Yargıtay 6. Hukuk Dairesi 2010/325 Esas 2010/5560 Karar Sayılı İlamı

Abaküs Yazılım
6. Hukuk Dairesi
Esas No: 2010/325
Karar No: 2010/5560

Yargıtay 6. Hukuk Dairesi 2010/325 Esas 2010/5560 Karar Sayılı İlamı

     Özet:

Paydaşlığın satış sureti ile giderilmesi istemiyle açılan davada, bina, ağaç gibi bütünleyici parçaların da satılması gerektiği belirtilmiştir. Ancak, bu parçaların tapuda şerhli olması veya değerinde artış yaratması durumunda ayrı ayrı tespit edilerek satış bedeli oranlanarak dağıtılması gerektiği vurgulanmıştır. Kararda, davanın konusu olan taşınmazda bulunan muhdesatın tapuda kayıtlı sahipleri tespit edilerek paylarına düşen satış bedeli hesaplanmalıdır. Ayrıca, bütünleyici parçaların üçüncü şahsa ait olması halinde satış bedelinden pay verilemeyeceği belirtilmiştir.
Kanun Maddeleri:
- Borçlar Kanunu madde 673
- Tapu Kanunu madde 801
(Kapatılan) 6. Hukuk Dairesi         2010/325 E.  ,  2010/5560 K.

    "İçtihat Metni"

    MAHKEMESİ :Sulh Hukuk Mahkemesi

    Mahalli mahkemesinden verilmiş bulunan yukarıda tarih ve numarası yazılı paydaşlığın satış sureti ile giderilmesi davasına dair karar davacılar-davalılar tarafından süresi içinde temyiz edilmiş olmakla dosyadaki bütün kağıtlar okunup gereği görüşülüp düşünüldü.
    Dava bir adet taşınmazdaki paydaşlığın satış sureti ile giderilmesi istemine ilişkindir.

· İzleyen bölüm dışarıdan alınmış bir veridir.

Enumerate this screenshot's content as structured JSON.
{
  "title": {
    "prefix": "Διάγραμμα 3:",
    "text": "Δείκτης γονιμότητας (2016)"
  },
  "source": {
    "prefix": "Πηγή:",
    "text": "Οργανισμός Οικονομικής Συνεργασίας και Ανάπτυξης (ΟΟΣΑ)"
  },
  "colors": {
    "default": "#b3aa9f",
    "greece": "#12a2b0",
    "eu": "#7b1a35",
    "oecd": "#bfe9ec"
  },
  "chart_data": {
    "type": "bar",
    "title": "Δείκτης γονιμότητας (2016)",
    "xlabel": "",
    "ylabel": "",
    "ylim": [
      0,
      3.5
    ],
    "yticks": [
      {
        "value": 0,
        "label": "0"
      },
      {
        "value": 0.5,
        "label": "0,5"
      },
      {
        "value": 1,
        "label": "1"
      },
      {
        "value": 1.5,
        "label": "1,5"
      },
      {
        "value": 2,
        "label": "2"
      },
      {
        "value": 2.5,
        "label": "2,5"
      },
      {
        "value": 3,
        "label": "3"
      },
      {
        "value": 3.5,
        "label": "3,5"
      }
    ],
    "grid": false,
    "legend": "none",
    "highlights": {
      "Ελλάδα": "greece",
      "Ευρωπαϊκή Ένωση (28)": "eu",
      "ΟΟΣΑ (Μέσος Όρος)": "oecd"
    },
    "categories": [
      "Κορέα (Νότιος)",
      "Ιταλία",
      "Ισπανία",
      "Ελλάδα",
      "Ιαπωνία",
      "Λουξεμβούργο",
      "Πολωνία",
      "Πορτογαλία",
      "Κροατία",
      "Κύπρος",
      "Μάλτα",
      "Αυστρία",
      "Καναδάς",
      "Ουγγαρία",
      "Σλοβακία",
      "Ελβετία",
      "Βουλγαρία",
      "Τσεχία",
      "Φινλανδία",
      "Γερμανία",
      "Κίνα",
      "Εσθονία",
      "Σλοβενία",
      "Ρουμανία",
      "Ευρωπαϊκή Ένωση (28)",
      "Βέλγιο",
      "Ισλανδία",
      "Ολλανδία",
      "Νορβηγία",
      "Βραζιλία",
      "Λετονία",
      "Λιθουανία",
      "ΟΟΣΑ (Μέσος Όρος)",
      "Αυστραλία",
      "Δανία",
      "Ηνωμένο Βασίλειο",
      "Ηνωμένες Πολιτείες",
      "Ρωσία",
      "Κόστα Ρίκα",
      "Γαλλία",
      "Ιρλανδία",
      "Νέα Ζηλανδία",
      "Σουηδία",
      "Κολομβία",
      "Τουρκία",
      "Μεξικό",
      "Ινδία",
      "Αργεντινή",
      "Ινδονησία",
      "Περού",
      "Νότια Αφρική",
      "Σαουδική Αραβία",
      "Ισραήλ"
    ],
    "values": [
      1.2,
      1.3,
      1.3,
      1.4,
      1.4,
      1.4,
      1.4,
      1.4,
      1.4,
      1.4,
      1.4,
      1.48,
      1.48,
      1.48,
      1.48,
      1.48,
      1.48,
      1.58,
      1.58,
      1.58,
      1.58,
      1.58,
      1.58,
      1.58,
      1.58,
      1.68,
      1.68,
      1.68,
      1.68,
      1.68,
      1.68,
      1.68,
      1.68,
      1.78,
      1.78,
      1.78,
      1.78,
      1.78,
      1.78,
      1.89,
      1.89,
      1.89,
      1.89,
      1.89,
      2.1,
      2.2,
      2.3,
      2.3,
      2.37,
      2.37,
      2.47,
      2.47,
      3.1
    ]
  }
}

Mahkemece istem gibi karar verilmiş, hüküm davalılar tarafından temyiz edilmiştir.
    Paydaşlığın (ortaklığın) satış yoluyla giderilmesi halinde dava konusu taşınmaz üzerinde bina, ağaç vs gibi bütünleyici parça (muhdesat) varsa bunların arzla birlikte satılması gerekir. Ancak muhdesatın bir kısım paydaşlara (ortaklara) ait olduğu konusunda tapuda şerh varsa veya bu hususta bütün paydaşlar (ortaklar) ittifak ediyorlarsa ve muhdesat arzın değerinde bir artış meydana getiriyorsa bu artışın belirlenmesi için dava tarihi itibariyle arzın ve muhdesatın değerleri ayrı ayrı tespit edilir. Belirlenen bu değerler toplanarak taşınmazın tüm değeri bulunur. Bulunan bu değerin ne kadarının arza ne kadarının muhdesata isabet ettiği oran kurulmak suretiyle belirlenir. Satış sonunda elde edilecek bedelin bölüştürülmesinde bu oranlar esas alınarak yapılır. Muhdesata isabet eden kısım muhdesat sahibi paydaşa, geri kalan bedel ise payları oranında paydaşlara (ortaklara) dağıtılır.
    Bütünleyici parçanın (muhdesat) arzın paydaşlarına (ortaklarına) değil de üçüncü şahsa ait olduğunun anlaşılması halinde bu kimseyi muhdesat sahibi olarak davaya dahil etme ve ona satış bedelinden pay vermek mümkün değildir.
    Olayımıza gelince; Dava konusu edilen ve satışına karar verilen ... parsel sayılı taşınmazın tapu kaydının beyanlar hanesinde A ile gösterilen evin ... parsel sayılı taşınmaz malikine ... ile gösterilen evin ... parsel sayılı taşınmaz malikine ait olduğu yazılıdır. Bu şerh üzerinde durularak beyanlar hanesinde geçen parsel maliklerinin tapu paydaş olduğu tespit edildiği takdirde bu muhdesat sahiplerine aksi halde temyiz aşamasında tüm paydaşların taşınmazın oran kurularak satılmasını talep ettiklerine göre taraflar arasında ittifak sağlandığının kabulü ile satış bedelinin yukarda belirtilen esaslar çerçevesinde oran kurularak, bu oranlar dahilinde muhdesata isabet eden kısım muhdesat sahibi paydaşa, geri kalan bedelin ise payları oranında paydaşlara dağıtılması gerekirken bu husus göz ardı edilerek yazılı şekilde hüküm kurulması hatalı olduğundan hükmün bozulması gerekmiştir.
    SONUÇ:Hükmün yukarda açıklanan nedenle BOZULMASINA, istek halinde peşin alınan temyiz harcının temyiz edene iadesine, 6.5.2010 tarihinde oybirliğiyle karar verildi.